Intelligence forces concerned about Bradstone Challenger's potential use as a weapon

A report in IBI News yesterday revealed that the Iranian navy has bought Bradstone Challenger, the powerboat that set the Round Britain and Ireland record with a time of 27 hours 10 minutes in 2005. Having seen the tactics employed by Sea Shepherd’s record breaking trimaran Ady Gil against whalers in the Southern Ocean, the powerboat’s potential for use as a weapon against NATO forces in the Persian Gulf is clear.

Western intelligence sources told The Financial Times that the boat could either be used to clone identical high performance powerboats, or filled with explosives and used in a suicide attack against larger vessels like US aircraft carriers.

Iran acquired the 51ft powerboat, which broke the Round Britain record with an average speed of 82 mph, last year. The boat was built in the US, with a high-tech hull designed to run in rough water at high speeds.

Government officials in both Washington and London tried to block the sale of the boat to Iran through a South African broker. US Special Forces were ready to seize an Iranian freighter last year as it carried the boat to Iran, but the operation was called off.

The US government had earlier issued an emergency order banning the sale. Iran’s ‘navy has been involved in enhancing its asymmetric naval warfare capabilities [which] include exploiting enemy vulnerabilities through the use of ‘swarming’ tactics by well-armed small boats and fast-attack craft,’ read the order, issued on the day of Barack Obama’s inauguration.
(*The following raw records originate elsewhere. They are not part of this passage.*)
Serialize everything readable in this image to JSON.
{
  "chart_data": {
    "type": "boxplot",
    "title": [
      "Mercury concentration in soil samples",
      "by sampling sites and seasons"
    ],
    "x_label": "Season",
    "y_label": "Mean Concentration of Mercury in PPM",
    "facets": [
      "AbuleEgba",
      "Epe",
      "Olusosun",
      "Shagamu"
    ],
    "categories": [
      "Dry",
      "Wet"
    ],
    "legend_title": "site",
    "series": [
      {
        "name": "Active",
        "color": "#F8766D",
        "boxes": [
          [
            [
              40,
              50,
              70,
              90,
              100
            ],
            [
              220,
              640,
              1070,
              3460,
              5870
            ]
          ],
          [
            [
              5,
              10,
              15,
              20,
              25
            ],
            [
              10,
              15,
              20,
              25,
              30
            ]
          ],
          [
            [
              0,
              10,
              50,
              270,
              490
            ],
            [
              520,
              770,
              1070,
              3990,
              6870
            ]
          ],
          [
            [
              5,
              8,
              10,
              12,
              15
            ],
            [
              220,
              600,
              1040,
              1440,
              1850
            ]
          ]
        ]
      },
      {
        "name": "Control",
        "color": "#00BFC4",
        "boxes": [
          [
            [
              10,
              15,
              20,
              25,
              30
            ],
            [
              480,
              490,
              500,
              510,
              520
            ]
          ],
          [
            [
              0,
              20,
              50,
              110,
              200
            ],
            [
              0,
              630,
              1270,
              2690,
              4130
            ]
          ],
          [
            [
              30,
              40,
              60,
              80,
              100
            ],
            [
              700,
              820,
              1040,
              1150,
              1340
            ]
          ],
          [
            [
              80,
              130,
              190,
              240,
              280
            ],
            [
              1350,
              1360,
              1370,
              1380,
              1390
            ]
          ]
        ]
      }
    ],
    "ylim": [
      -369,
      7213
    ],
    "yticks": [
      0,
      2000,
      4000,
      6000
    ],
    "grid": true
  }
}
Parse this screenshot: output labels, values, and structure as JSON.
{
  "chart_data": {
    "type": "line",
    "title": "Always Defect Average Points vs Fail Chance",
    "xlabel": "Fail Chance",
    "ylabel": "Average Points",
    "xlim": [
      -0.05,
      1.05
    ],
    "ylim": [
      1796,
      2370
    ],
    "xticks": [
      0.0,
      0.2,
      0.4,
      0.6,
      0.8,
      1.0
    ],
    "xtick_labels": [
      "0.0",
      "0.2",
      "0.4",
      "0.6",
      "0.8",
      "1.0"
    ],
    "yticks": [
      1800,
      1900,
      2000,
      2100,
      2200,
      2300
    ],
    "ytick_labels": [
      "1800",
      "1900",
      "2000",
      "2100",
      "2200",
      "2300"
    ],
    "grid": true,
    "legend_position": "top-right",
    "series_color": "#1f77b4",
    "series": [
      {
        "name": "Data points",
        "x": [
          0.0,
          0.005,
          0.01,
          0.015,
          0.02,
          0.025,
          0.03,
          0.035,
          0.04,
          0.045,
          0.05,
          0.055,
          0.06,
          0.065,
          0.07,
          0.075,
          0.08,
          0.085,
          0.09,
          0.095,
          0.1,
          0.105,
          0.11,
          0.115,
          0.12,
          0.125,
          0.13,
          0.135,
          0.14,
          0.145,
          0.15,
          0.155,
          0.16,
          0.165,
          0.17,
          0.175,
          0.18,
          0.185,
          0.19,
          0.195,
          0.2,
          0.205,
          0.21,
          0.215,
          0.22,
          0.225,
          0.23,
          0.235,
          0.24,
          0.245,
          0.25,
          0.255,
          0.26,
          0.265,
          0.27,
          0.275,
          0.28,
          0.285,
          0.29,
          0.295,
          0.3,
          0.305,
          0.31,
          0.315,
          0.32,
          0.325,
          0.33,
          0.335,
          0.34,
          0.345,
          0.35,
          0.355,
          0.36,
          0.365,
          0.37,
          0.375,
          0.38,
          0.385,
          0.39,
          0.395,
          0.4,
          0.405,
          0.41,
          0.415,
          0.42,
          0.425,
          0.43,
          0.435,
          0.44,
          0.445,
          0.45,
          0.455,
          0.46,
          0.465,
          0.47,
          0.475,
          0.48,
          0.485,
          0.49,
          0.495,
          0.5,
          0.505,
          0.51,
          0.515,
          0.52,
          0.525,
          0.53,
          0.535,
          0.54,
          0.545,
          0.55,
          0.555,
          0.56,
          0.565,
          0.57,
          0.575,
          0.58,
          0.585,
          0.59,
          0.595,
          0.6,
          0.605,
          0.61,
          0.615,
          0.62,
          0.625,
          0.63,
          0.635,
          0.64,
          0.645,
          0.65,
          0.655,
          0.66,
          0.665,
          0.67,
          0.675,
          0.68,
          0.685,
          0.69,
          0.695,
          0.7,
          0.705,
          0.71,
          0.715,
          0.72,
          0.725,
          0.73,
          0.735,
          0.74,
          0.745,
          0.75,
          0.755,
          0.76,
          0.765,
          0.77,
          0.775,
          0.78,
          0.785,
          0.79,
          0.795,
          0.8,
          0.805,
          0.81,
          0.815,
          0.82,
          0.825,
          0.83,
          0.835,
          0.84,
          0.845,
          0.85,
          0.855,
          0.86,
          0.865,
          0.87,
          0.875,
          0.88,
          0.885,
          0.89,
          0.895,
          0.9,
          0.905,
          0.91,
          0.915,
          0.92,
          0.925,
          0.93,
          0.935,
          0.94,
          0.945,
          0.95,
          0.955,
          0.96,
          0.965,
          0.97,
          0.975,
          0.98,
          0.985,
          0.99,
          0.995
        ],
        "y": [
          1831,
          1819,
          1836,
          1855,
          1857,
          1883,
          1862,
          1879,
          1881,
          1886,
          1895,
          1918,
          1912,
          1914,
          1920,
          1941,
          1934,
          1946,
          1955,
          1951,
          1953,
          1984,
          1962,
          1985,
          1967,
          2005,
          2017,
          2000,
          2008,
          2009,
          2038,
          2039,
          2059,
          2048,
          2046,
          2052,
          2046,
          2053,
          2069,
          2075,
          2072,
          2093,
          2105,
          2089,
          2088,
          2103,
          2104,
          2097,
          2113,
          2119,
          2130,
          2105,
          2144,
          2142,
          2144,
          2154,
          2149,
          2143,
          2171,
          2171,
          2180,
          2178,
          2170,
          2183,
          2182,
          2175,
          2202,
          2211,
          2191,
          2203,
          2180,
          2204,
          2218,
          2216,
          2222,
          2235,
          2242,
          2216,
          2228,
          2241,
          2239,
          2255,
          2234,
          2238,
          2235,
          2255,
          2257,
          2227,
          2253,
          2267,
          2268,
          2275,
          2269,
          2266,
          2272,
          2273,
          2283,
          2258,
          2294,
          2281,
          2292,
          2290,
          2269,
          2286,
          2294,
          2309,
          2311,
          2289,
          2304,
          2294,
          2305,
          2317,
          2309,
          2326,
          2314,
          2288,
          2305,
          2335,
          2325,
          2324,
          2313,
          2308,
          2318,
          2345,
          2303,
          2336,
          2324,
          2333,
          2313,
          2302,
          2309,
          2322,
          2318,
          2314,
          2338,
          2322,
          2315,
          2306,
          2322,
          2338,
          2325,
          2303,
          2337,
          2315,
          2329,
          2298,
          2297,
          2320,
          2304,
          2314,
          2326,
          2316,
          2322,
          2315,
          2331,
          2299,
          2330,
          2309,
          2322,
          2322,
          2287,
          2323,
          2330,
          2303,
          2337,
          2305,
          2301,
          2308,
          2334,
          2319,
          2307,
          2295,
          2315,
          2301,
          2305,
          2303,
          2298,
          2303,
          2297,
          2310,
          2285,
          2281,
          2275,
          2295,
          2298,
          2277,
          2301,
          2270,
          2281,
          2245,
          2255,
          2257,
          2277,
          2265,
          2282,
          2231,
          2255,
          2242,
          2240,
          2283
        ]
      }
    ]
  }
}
Iran’s Revolutionary Guards have 1,000 small, fast patrol boats. These boats were used to attack Iraqi and Kuwaiti tankers in the 1980s and 1990s. Groups of fast launches have also engaged in ‘swarm attacks’ on US warships in the Gulf since the beginning of the Iraq war.

US Naval officials are concerned that the Bradstone Challenger might be used in a USS Cole-style attack, in which a small boat loaded with explosives rammed into the naval vessel in Yemen in 2000.
But some experts think the sale of the Bradstone Challenger poses minimal security problems. ‘Surprise aside (à la the USS Cole), the small boat ‘record’ since World War II fails to live up to modern-day hype,’ Craig Hooper, a San Francisco-based national security strategist, wrote in his blog after news of the Challenger acquisition broke. ‘Certainly, small boats are not things to ignore, but I have serious doubts about the risk a small boat swarm poses to a prepared US warship.’But the US government still sees the Challenger as a plausible threat, saying it has ‘a significant concern that the vessel will be utilised by [Iran] as a fast attack craft.’